Lukas had never been accused of being a foolish man and he wasn’t about to prove the pundits wrong by admitting the truth now. ‘The three-tiered ice chandelier?’ he said, recalling one of the brief updates she had sent him via email.
‘Please don’t mention the chandelier.’ She groaned. ‘It fell twice during construction and Mikhail only just finished it this morning. I hope it’s still hanging there tomorrow for opening night.’
‘It will be. As will the horse-drawn sleighs and husky sleds out the back. Or did you think you’d managed to slip those past me?’
Her quick grin told him that that was exactly what she’d thought. ‘It’s a good idea. Everyone thinks so.’
‘Everyone thinks the sun shines out of you. They wouldn’t dare say anything else.’
She tried to pull off an innocent look but it only made him want to laugh. ‘Are you upset?’
His eyes lowered to half-mast. ‘Do I look upset?’
Eleanore’s pulse sped up. ‘Sometimes it’s hard to tell with you.’
‘I’m not upset. Have you been on one yet?’
She shook her head. ‘I haven’t had the time.’
‘Maybe you’ll have to visit our fair city again sometime.’
‘I’d like that. It would be great to visit in the summer when the sun rises at four in the morning and sets at midnight. I can only imagine that everyone is completely exhausted the whole time.’
‘You get used to it but heavy blackout curtains help.’
She laughed. ‘New York is a little more civilised. The sun doesn’t wake us until about six in summer.’
‘You seem eager to get home.’
She hesitated, unsure how she felt about going home. ‘I guess I am. It’s been a while since I was there and it will be nice to see the city again. To spend time with my sisters.’
‘You sound close?’
‘Yes...’
‘But?’
Eleanore thought about what he’d said about her sisters being talented because they shared her genes. She felt herself blush under his weighty gaze and forced her mind to concentrate. ‘But we don’t see one another nearly enough. No matter what though, they mean the world to me. What about you? I remember you said your parents are no longer here, but do you have siblings? Brothers or sisters?’
This was why Lukas never usually probed the women he dated for personal information. They usually probed right back. ‘None that I know of.’
‘Oh.’ She tilted her head and her shiny ponytail slipped over one shoulder. ‘That doesn’t sound good.’

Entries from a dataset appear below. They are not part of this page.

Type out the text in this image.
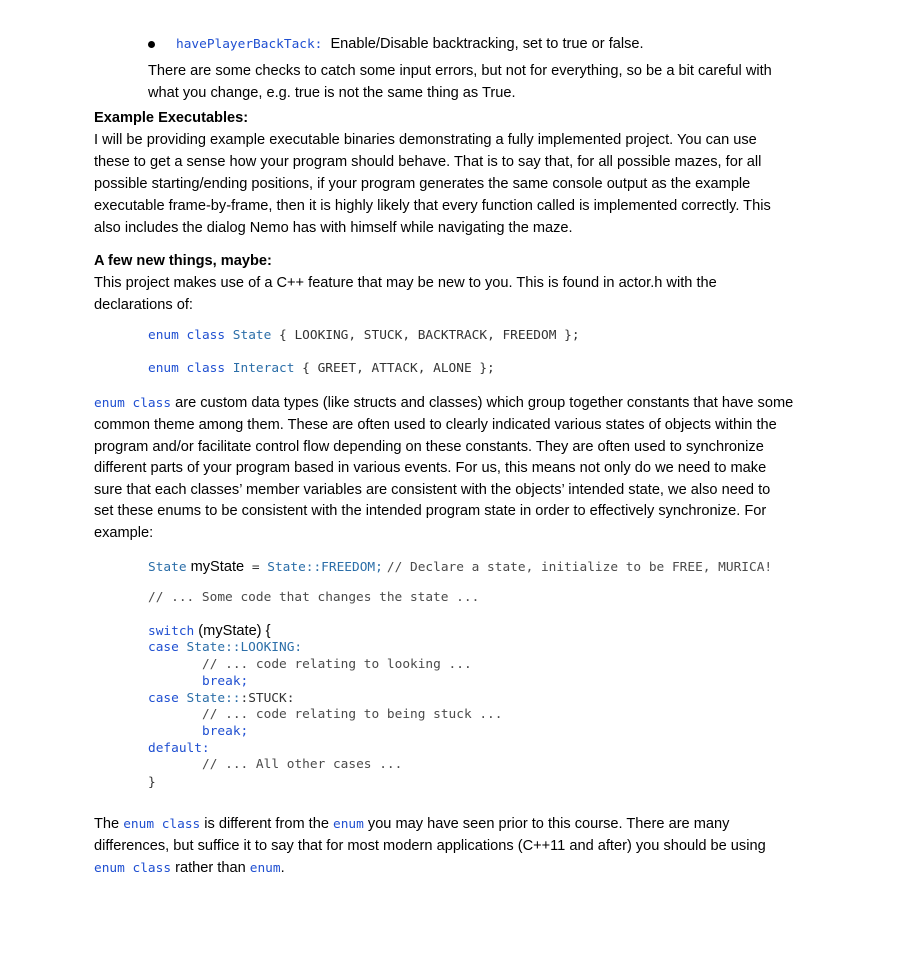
havePlayerBackTack: Enable/Disable backtracking, set to true or false.
There are some checks to catch some input errors, but not for everything, so be a bit careful with
what you change, e.g. true is not the same thing as True.
Example Executables:
I will be providing example executable binaries demonstrating a fully implemented project. You can use
these to get a sense how your program should behave. That is to say that, for all possible mazes, for all
possible starting/ending positions, if your program generates the same console output as the example
executable frame-by-frame, then it is highly likely that every function called is implemented correctly. This
also includes the dialog Nemo has with himself while navigating the maze.
A few new things, maybe:
This project makes use of a C++ feature that may be new to you. This is found in actor.h with the
declarations of:
enum class State { LOOKING, STUCK, BACKTRACK, FREEDOM };
enum class Interact { GREET, ATTACK, ALONE };
enum class are custom data types (like structs and classes) which group together constants that have some
common theme among them. These are often used to clearly indicated various states of objects within the
program and/or facilitate control flow depending on these constants. They are often used to synchronize
different parts of your program based in various events. For us, this means not only do we need to make
sure that each classes’ member variables are consistent with the objects’ intended state, we also need to
set these enums to be consistent with the intended program state in order to effectively synchronize. For
example:
State myState = State::FREEDOM; // Declare a state, initialize to be FREE, MURICA!
// ... Some code that changes the state ...
switch (myState) {
case State::LOOKING:
// ... code relating to looking ...
break;
case State:::STUCK:
// ... code relating to being stuck ...
break;
default:
// ... All other cases ...
}
The enum class is different from the enum you may have seen prior to this course. There are many
differences, but suffice it to say that for most modern applications (C++11 and after) you should be using
enum class rather than enum.
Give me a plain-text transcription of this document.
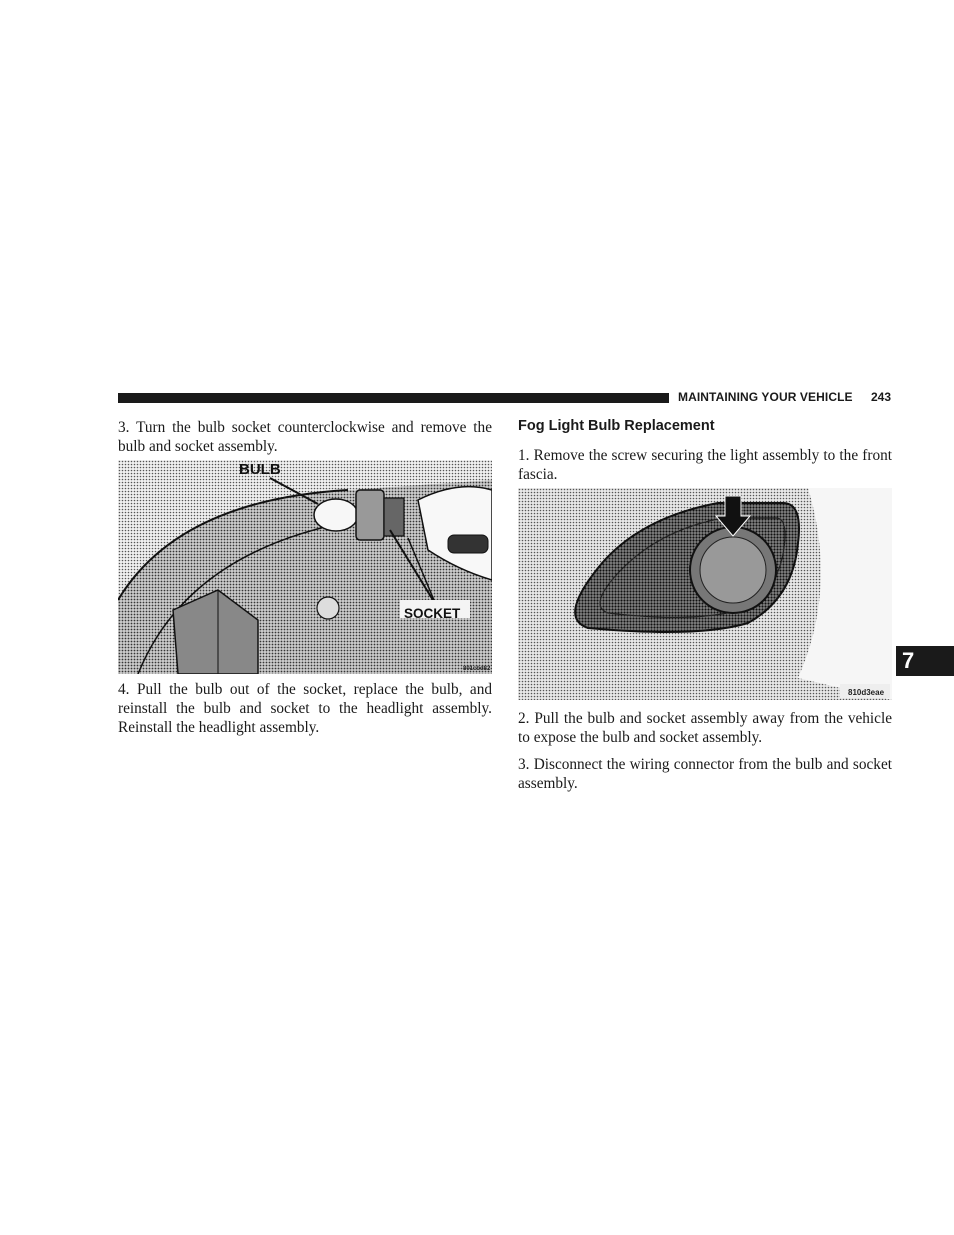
MAINTAINING YOUR VEHICLE 243

3. Turn the bulb socket counterclockwise and remove the bulb and socket assembly.

BULB
SOCKET
801cbd82

4. Pull the bulb out of the socket, replace the bulb, and reinstall the bulb and socket to the headlight assembly. Reinstall the headlight assembly.

Fog Light Bulb Replacement

1. Remove the screw securing the light assembly to the front fascia.

810d3eae

2. Pull the bulb and socket assembly away from the vehicle to expose the bulb and socket assembly.

3. Disconnect the wiring connector from the bulb and socket assembly.

7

Lukas took a swig of his champagne and found his usual reticence to talk about these things strangely absent. What would she think if she knew the truth of his heritage? Would she be put off as he knew many other society heiresses would be? ‘I didn’t know my parents.’
‘Not at all?’
‘I was a street kid, Eleanore.’
‘You lied to me.’ She stared at him wide-eyed. ‘When I asked you, you said...’ She frowned as if she was trying to remember what he’d said.
‘I think what I said was that you had a good imagination. And you do.’